"My first impression of this water point is that the source is open and contaminated. I would not drink this water," said Field Officer Rose Serete reflecting upon her first visit to evaluate Wanyama Spring.
Wanyama Spring serves 210 people in Indulusia, but their water needs are not fully met due to the spring's contaminated water.
"The water is not clean, and the source is open. We fear [drinking] because children throw dirty containers [into the water]; we are so worried about our health," said 60-year-old Christine Musavi, a farmer in the community.
Because the spring is open, animals often walk right through it and drink from it, leaving their waste in the area as well. Farm chemicals, dirt, and waste end up in the spring due to runoff from the rains. All of these contaminants mean that people spend a lot of time dealing with waterborne diseases. Community members report that diarrhea is one of their top water-related illnesses among families who depend on Wanyama Spring. Time spent at home sick means less time at work and school, and families drain their resources seeking medical attention. The money would have otherwise been better spent on their businesses, farms, and children's school fees.
The spring's poor access is another major issue. Right now, the area around the spring is bushy. Dangerous animals can easily hide in the bushes, making the spring unsafe for unchaperoned children, especially early in the morning or late in the evening. To reach the spring, community members must be careful not to slip on the mud and rocks slick with algae.
"I personally fear going to the spring alone because the area around the spring is so bushy, and bad animals like snakes can harm us," said primary school student Elias.
To aid in fetching water, community members tried to improvise a discharge pipe by lodging a plastic container between rocks, forcing some of the water to flow through the makeshift spout. But the frequent rains often wash away the container, causing people to waste more time while they go back home to look for a replacement jug. The container we saw being used at our last visit was very dirty, full of algae and dirt. This is highly concerning the quality of water passing through the container.
Like any other community, people use water in almost everything they do: in their daily chores, washing clothes, bathing, cleaning dishes, and even irrigation during the dry season. The difficult access and the long time it takes to fetch water at the spring means frequent delays for people - predominantly women - getting back to their work. As a result, certain activities have to be compromised if women are to have any time left to go to work, prepare meals, do some farming, and care for their families.

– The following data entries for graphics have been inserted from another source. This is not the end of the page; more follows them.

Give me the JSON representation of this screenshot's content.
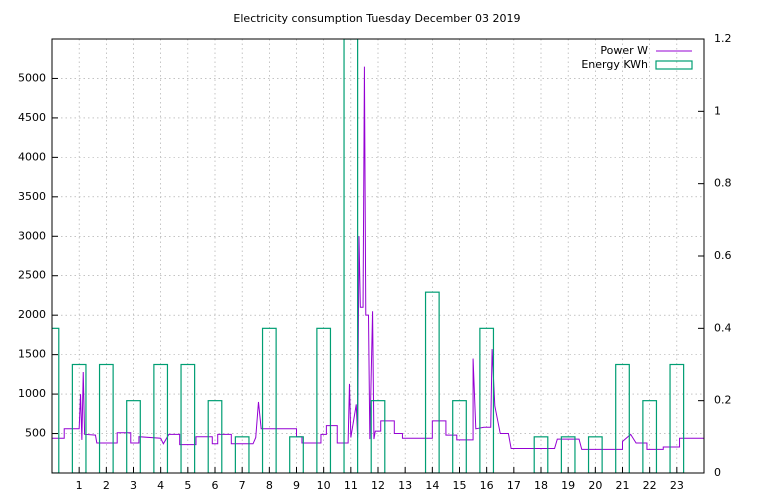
{
  "chart_data": {
    "type": "combo",
    "title": "Electricity consumption Tuesday December 03 2019",
    "xlim": [
      0,
      24
    ],
    "xticks": [
      1,
      2,
      3,
      4,
      5,
      6,
      7,
      8,
      9,
      10,
      11,
      12,
      13,
      14,
      15,
      16,
      17,
      18,
      19,
      20,
      21,
      22,
      23
    ],
    "ylim": [
      0,
      5500
    ],
    "yticks": [
      500,
      1000,
      1500,
      2000,
      2500,
      3000,
      3500,
      4000,
      4500,
      5000
    ],
    "y2lim": [
      0,
      1.2
    ],
    "y2ticks": [
      0,
      0.2,
      0.4,
      0.6,
      0.8,
      1,
      1.2
    ],
    "grid": true,
    "legend": "top-right",
    "series": [
      {
        "name": "Power W",
        "type": "line",
        "color": "#9400d3",
        "x": [
          0,
          0.45,
          0.45,
          1,
          1.05,
          1.1,
          1.15,
          1.2,
          1.6,
          1.65,
          2.4,
          2.4,
          2.9,
          2.9,
          3.2,
          3.2,
          4,
          4.1,
          4.3,
          4.7,
          4.7,
          5.3,
          5.3,
          5.9,
          5.9,
          6.1,
          6.1,
          6.6,
          6.6,
          7.4,
          7.5,
          7.6,
          7.7,
          9,
          9,
          9.2,
          9.2,
          9.9,
          9.9,
          10.1,
          10.1,
          10.5,
          10.5,
          10.9,
          10.95,
          11,
          11.2,
          11.25,
          11.3,
          11.35,
          11.45,
          11.5,
          11.55,
          11.65,
          11.7,
          11.8,
          11.85,
          11.9,
          12.1,
          12.1,
          12.6,
          12.6,
          12.9,
          12.9,
          14,
          14,
          14.5,
          14.5,
          14.9,
          14.9,
          15.5,
          15.5,
          15.6,
          15.9,
          16.15,
          16.2,
          16.3,
          16.5,
          16.8,
          16.9,
          18.5,
          18.6,
          19.4,
          19.5,
          21,
          21,
          21.3,
          21.5,
          21.9,
          21.9,
          22.5,
          22.5,
          23.1,
          23.1,
          24
        ],
        "values": [
          440,
          440,
          560,
          560,
          1000,
          420,
          1280,
          490,
          480,
          380,
          380,
          510,
          510,
          380,
          380,
          460,
          440,
          370,
          490,
          490,
          360,
          360,
          460,
          460,
          370,
          370,
          490,
          490,
          370,
          370,
          450,
          900,
          560,
          560,
          460,
          460,
          380,
          380,
          490,
          490,
          600,
          600,
          380,
          380,
          1130,
          450,
          870,
          450,
          3000,
          2100,
          2100,
          5150,
          2000,
          2000,
          430,
          2050,
          430,
          530,
          530,
          660,
          660,
          500,
          500,
          440,
          440,
          660,
          660,
          480,
          480,
          420,
          420,
          1450,
          560,
          580,
          580,
          1570,
          850,
          500,
          500,
          310,
          310,
          430,
          430,
          300,
          300,
          400,
          490,
          380,
          380,
          300,
          300,
          330,
          330,
          440,
          440
        ]
      },
      {
        "name": "Energy KWh",
        "type": "bar",
        "axis": "y2",
        "color": "#009e73",
        "x": [
          0,
          1,
          2,
          3,
          4,
          5,
          6,
          7,
          8,
          9,
          10,
          11,
          12,
          13,
          14,
          15,
          16,
          17,
          18,
          19,
          20,
          21,
          22,
          23
        ],
        "values": [
          0.4,
          0.3,
          0.3,
          0.2,
          0.3,
          0.3,
          0.2,
          0.1,
          0.4,
          0.1,
          0.4,
          1.2,
          0.2,
          0,
          0.5,
          0.2,
          0.4,
          0,
          0.1,
          0.1,
          0.1,
          0.3,
          0.2,
          0.3
        ]
      }
    ]
  }
}
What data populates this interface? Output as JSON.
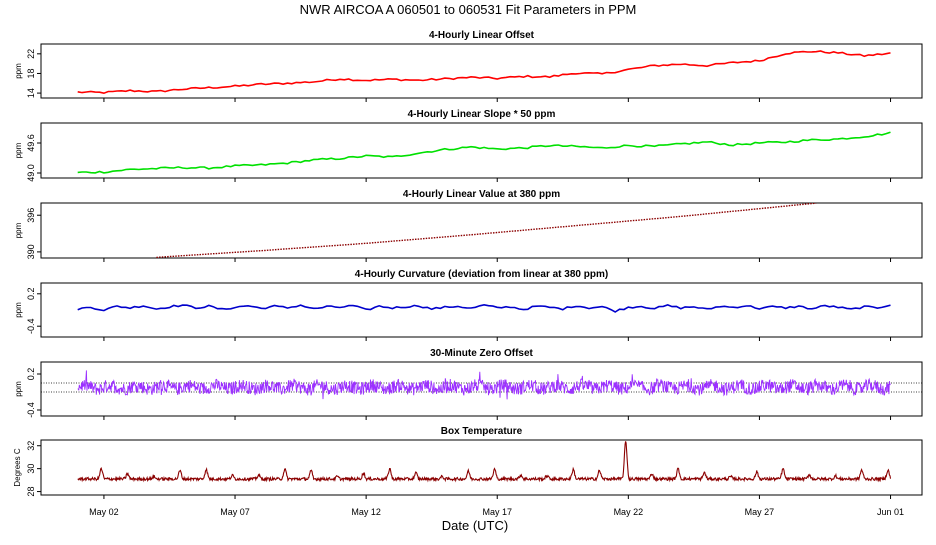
{
  "title": "NWR   AIRCOA A   060501 to 060531   Fit Parameters in PPM",
  "x_axis": {
    "label": "Date (UTC)",
    "ticks": [
      {
        "day": 2,
        "label": "May 02"
      },
      {
        "day": 7,
        "label": "May 07"
      },
      {
        "day": 12,
        "label": "May 12"
      },
      {
        "day": 17,
        "label": "May 17"
      },
      {
        "day": 22,
        "label": "May 22"
      },
      {
        "day": 27,
        "label": "May 27"
      },
      {
        "day": 32,
        "label": "Jun 01"
      }
    ],
    "range": [
      -0.4,
      33.2
    ]
  },
  "chart_data": [
    {
      "type": "line",
      "title": "4-Hourly Linear Offset",
      "ylabel": "ppm",
      "color": "#ff0000",
      "ylim": [
        13,
        24
      ],
      "yticks": [
        14,
        18,
        22
      ],
      "style": "line",
      "series": [
        {
          "x": [
            1.0,
            2.0,
            3.0,
            4.0,
            5.0,
            6.0,
            7.0,
            8.0,
            9.0,
            10.0,
            11.0,
            12.0,
            13.0,
            14.0,
            15.0,
            16.0,
            17.0,
            18.0,
            19.0,
            20.0,
            21.0,
            22.0,
            23.0,
            24.0,
            25.0,
            26.0,
            27.0,
            28.0,
            29.0,
            30.0,
            31.0,
            32.0
          ],
          "y": [
            14.2,
            14.1,
            14.5,
            14.3,
            14.8,
            15.1,
            15.4,
            15.8,
            16.0,
            16.3,
            16.9,
            16.6,
            16.8,
            16.6,
            16.9,
            17.2,
            17.0,
            17.4,
            17.3,
            18.1,
            17.9,
            18.8,
            19.6,
            19.9,
            19.6,
            20.2,
            20.6,
            22.1,
            22.5,
            22.2,
            21.6,
            22.1
          ]
        }
      ]
    },
    {
      "type": "line",
      "title": "4-Hourly Linear Slope * 50 ppm",
      "ylabel": "ppm",
      "color": "#00e000",
      "ylim": [
        48.9,
        50.0
      ],
      "yticks": [
        49.0,
        49.6
      ],
      "ytick_labels": [
        "49.0",
        "49.6"
      ],
      "style": "line",
      "series": [
        {
          "x": [
            1.0,
            2.0,
            3.0,
            4.0,
            5.0,
            6.0,
            7.0,
            8.0,
            9.0,
            10.0,
            11.0,
            12.0,
            13.0,
            14.0,
            15.0,
            16.0,
            17.0,
            18.0,
            19.0,
            20.0,
            21.0,
            22.0,
            23.0,
            24.0,
            25.0,
            26.0,
            27.0,
            28.0,
            29.0,
            30.0,
            31.0,
            32.0
          ],
          "y": [
            49.01,
            49.02,
            49.07,
            49.09,
            49.11,
            49.1,
            49.14,
            49.16,
            49.2,
            49.26,
            49.29,
            49.34,
            49.32,
            49.4,
            49.47,
            49.52,
            49.48,
            49.5,
            49.55,
            49.53,
            49.5,
            49.55,
            49.53,
            49.58,
            49.62,
            49.56,
            49.6,
            49.62,
            49.66,
            49.68,
            49.73,
            49.8
          ]
        }
      ]
    },
    {
      "type": "line",
      "title": "4-Hourly Linear Value at 380 ppm",
      "ylabel": "ppm",
      "color": "#8b0000",
      "ylim": [
        389,
        398
      ],
      "yticks": [
        390,
        396
      ],
      "style": "dots",
      "series": [
        {
          "x": [
            4.0,
            8.0,
            12.0,
            16.0,
            20.0,
            24.0,
            28.0,
            29.2
          ],
          "y": [
            389.1,
            390.2,
            391.4,
            392.8,
            394.3,
            395.8,
            397.5,
            398.0
          ]
        }
      ]
    },
    {
      "type": "line",
      "title": "4-Hourly Curvature (deviation from linear at 380 ppm)",
      "ylabel": "ppm",
      "color": "#0000cc",
      "ylim": [
        -0.6,
        0.4
      ],
      "yticks": [
        -0.4,
        0.2
      ],
      "ytick_labels": [
        "-0.4",
        "0.2"
      ],
      "style": "line",
      "series": [
        {
          "x": [
            1.0,
            1.5,
            2.0,
            2.5,
            3.0,
            3.5,
            4.0,
            4.5,
            5.0,
            5.5,
            6.0,
            6.5,
            7.0,
            7.5,
            8.0,
            8.5,
            9.0,
            9.5,
            10.0,
            10.5,
            11.0,
            11.5,
            12.0,
            12.5,
            13.0,
            13.5,
            14.0,
            14.5,
            15.0,
            15.5,
            16.0,
            16.5,
            17.0,
            17.5,
            18.0,
            18.5,
            19.0,
            19.5,
            20.0,
            20.5,
            21.0,
            21.5,
            22.0,
            22.5,
            23.0,
            23.5,
            24.0,
            24.5,
            25.0,
            25.5,
            26.0,
            26.5,
            27.0,
            27.5,
            28.0,
            28.5,
            29.0,
            29.5,
            30.0,
            30.5,
            31.0,
            31.5,
            32.0
          ],
          "y": [
            -0.08,
            -0.05,
            -0.1,
            -0.03,
            -0.06,
            -0.02,
            -0.08,
            -0.04,
            -0.01,
            -0.06,
            -0.03,
            -0.09,
            -0.05,
            -0.02,
            -0.07,
            -0.03,
            -0.06,
            -0.01,
            -0.08,
            -0.04,
            -0.05,
            -0.02,
            -0.1,
            -0.03,
            -0.06,
            -0.04,
            -0.02,
            -0.08,
            -0.05,
            -0.03,
            -0.07,
            -0.01,
            -0.06,
            -0.04,
            -0.09,
            -0.03,
            -0.05,
            -0.08,
            -0.02,
            -0.06,
            -0.04,
            -0.12,
            -0.05,
            -0.03,
            -0.07,
            -0.02,
            -0.06,
            -0.04,
            -0.09,
            -0.03,
            -0.05,
            -0.02,
            -0.07,
            -0.04,
            -0.06,
            -0.03,
            -0.08,
            -0.02,
            -0.05,
            -0.09,
            -0.04,
            -0.06,
            0.0
          ]
        }
      ]
    },
    {
      "type": "line",
      "title": "30-Minute Zero Offset",
      "ylabel": "ppm",
      "color": "#9b30ff",
      "ylim": [
        -0.5,
        0.4
      ],
      "yticks": [
        -0.4,
        0.2
      ],
      "ytick_labels": [
        "-0.4",
        "0.2"
      ],
      "reference_lines": [
        0.05,
        -0.1
      ],
      "style": "noisy",
      "series": [
        {
          "x": [
            1.0,
            32.0
          ],
          "y": [
            -0.02,
            -0.02
          ]
        }
      ]
    },
    {
      "type": "line",
      "title": "Box Temperature",
      "ylabel": "Degrees C",
      "color": "#8b0000",
      "ylim": [
        27.7,
        32.5
      ],
      "yticks": [
        28,
        30,
        32
      ],
      "style": "temperature",
      "series": [
        {
          "x": [
            1.0,
            32.0
          ],
          "y": [
            29.1,
            29.1
          ]
        }
      ]
    }
  ]
}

For example, some people bathe just once a week instead of daily, do dishes just once a day, and rarely do laundry due to the extra time it would take to fetch enough water to accomplish higher personal hygiene standards and care. Of course, people want to maintain the highest health and hygiene standards for themselves and their families, but as long as the spring is difficult to access, they cannot reach their goals.
What We Can Do:
Protecting the spring will help provide access to cleaner and safer water and reduce the time people have to spend to fetch it. Construction will keep surface runoff and other contaminants out of the water. With the community’s high involvement in the process, there should be a good sense of responsibility and ownership for the new clean water source.
Fetching water is a task predominantly carried out by women and young girls. Therefore, protecting the spring and offering training and support will help empower the female members of the community by freeing up more of their time and energy to engage and invest in income-generating activities and their education.

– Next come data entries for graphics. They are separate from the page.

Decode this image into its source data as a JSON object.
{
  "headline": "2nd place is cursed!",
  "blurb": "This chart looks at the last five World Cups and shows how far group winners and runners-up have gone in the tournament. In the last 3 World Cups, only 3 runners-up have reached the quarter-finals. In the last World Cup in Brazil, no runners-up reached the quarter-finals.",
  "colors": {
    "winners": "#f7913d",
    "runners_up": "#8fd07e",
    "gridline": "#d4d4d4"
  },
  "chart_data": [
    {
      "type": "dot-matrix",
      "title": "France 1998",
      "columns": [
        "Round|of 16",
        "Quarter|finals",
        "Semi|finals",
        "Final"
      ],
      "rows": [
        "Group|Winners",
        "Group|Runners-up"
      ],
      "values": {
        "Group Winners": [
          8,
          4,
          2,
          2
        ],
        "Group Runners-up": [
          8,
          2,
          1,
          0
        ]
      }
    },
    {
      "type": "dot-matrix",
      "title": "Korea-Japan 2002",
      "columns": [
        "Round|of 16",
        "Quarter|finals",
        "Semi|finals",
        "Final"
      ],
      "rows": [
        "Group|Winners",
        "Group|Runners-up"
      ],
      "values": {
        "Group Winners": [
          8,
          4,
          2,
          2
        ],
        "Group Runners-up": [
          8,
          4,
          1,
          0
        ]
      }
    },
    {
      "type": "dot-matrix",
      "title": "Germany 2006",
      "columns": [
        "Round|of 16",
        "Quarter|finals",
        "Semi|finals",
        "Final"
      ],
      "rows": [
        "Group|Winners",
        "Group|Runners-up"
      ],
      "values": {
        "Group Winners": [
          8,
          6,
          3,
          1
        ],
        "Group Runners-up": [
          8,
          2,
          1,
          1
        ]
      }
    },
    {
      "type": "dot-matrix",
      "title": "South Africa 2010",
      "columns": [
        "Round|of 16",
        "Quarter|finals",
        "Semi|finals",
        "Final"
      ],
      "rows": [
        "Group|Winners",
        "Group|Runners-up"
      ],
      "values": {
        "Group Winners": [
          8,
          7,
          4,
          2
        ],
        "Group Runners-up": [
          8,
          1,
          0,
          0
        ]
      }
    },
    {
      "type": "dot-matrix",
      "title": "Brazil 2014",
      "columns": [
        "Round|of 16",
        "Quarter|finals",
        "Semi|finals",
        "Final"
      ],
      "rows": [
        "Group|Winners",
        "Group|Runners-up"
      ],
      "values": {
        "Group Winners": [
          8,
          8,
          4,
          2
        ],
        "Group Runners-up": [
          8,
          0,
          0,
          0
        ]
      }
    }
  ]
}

Training on Health, Hygiene, COVID-19, and More
To hold training during the pandemic, we work closely with both community leaders and the local government to approve small groups to attend training. We ask community leaders to invite a select yet representative group of people to attend training, which will then act as ambassadors to the rest of the community to share what they learn. We also communicate our expectations of physical distancing and wearing masks for all who choose to attend.

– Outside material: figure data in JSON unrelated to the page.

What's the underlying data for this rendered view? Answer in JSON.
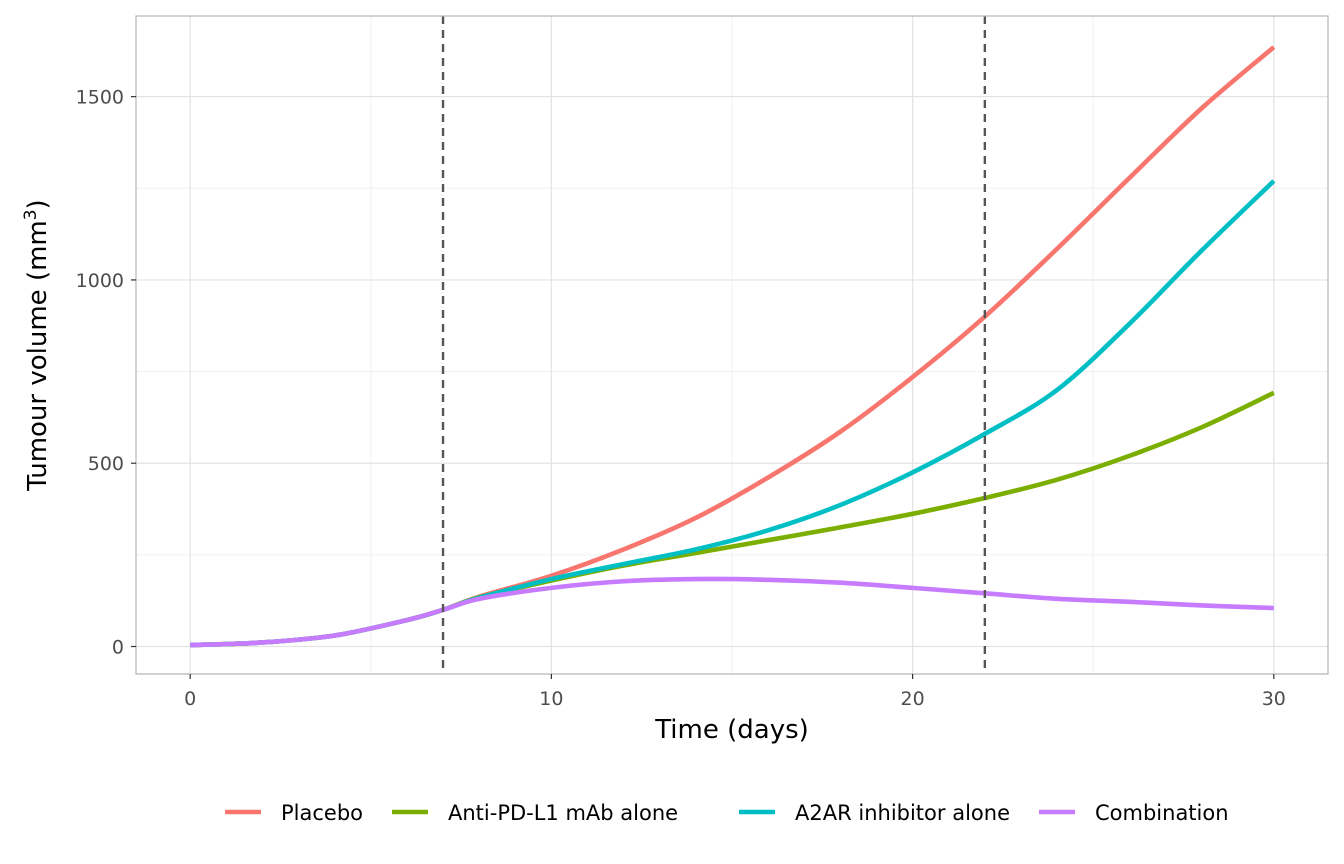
{
  "chart_data": {
    "type": "line",
    "xlabel": "Time (days)",
    "ylabel": "Tumour volume (mm",
    "ylabel_superscript": "3",
    "ylabel_suffix": ")",
    "xlim": [
      -1.5,
      31.5
    ],
    "ylim": [
      -75,
      1720
    ],
    "x_ticks": [
      0,
      10,
      20,
      30
    ],
    "y_ticks": [
      0,
      500,
      1000,
      1500
    ],
    "x_tick_labels": [
      "0",
      "10",
      "20",
      "30"
    ],
    "y_tick_labels": [
      "0",
      "500",
      "1000",
      "1500"
    ],
    "x_minor_ticks": [
      5,
      15,
      25
    ],
    "y_minor_ticks": [
      250,
      750,
      1250
    ],
    "grid": true,
    "legend_position": "bottom",
    "vlines": [
      7,
      22
    ],
    "x": [
      0,
      2,
      4,
      6,
      7,
      8,
      10,
      12,
      14,
      16,
      18,
      20,
      22,
      24,
      26,
      28,
      30
    ],
    "series": [
      {
        "name": "Placebo",
        "color": "#F8766D",
        "values": [
          4,
          11,
          30,
          72,
          100,
          136,
          193,
          265,
          351,
          461,
          586,
          735,
          900,
          1085,
          1278,
          1468,
          1635
        ]
      },
      {
        "name": "Anti-PD-L1 mAb alone",
        "color": "#7CAE00",
        "values": [
          4,
          11,
          30,
          72,
          100,
          134,
          180,
          221,
          255,
          290,
          325,
          362,
          405,
          455,
          520,
          598,
          692
        ]
      },
      {
        "name": "A2AR inhibitor alone",
        "color": "#00BFC4",
        "values": [
          4,
          11,
          30,
          72,
          100,
          133,
          184,
          225,
          265,
          317,
          386,
          475,
          580,
          700,
          880,
          1080,
          1270
        ]
      },
      {
        "name": "Combination",
        "color": "#C77CFF",
        "values": [
          4,
          11,
          30,
          72,
          100,
          130,
          160,
          178,
          184,
          182,
          174,
          160,
          145,
          130,
          122,
          112,
          105
        ]
      }
    ]
  }
}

The training will focus on improved hygiene, health, and sanitation habits in this community. We will also have a dedicated session on COVID-19 symptoms, transmission routes, and prevention best practices.
With the community’s input, we will identify key leverage points to alter their practices at the personal, household, and community levels to affect change. This training will help ensure participants have the knowledge they need about healthy practices and their importance to make the most of their water points as soon as the water is flowing.
Our team of facilitators will use a variety of methods to train community members. These methods include participatory hygiene and sanitation transformation, asset-based community development, group discussions, handouts, and demonstrations in the spring.
One of the most important issues we plan to cover is handling, storing, and treating water. Having a clean water source will be extremely helpful, but it is useless if water gets contaminated by the time it is consumed. The community and we strongly believe that all of these components will work together to improve living standards here, which will help to unlock the potential for these community members to live better, healthier lives.
We will then conduct a small series of follow-up training before transitioning to our regularly scheduled support visits throughout the year.
Training will result in the formation of a water user committee, elected by their peers, that will oversee the spring's operations and maintenance. The committee will enforce proper behavior around the spring and delegate tasks that will help preserve the site, such as building a fence and digging proper drainage channels. The fence will keep out destructive animals and unwanted waste, and the drainage will keep the area’s mosquito population at a minimum.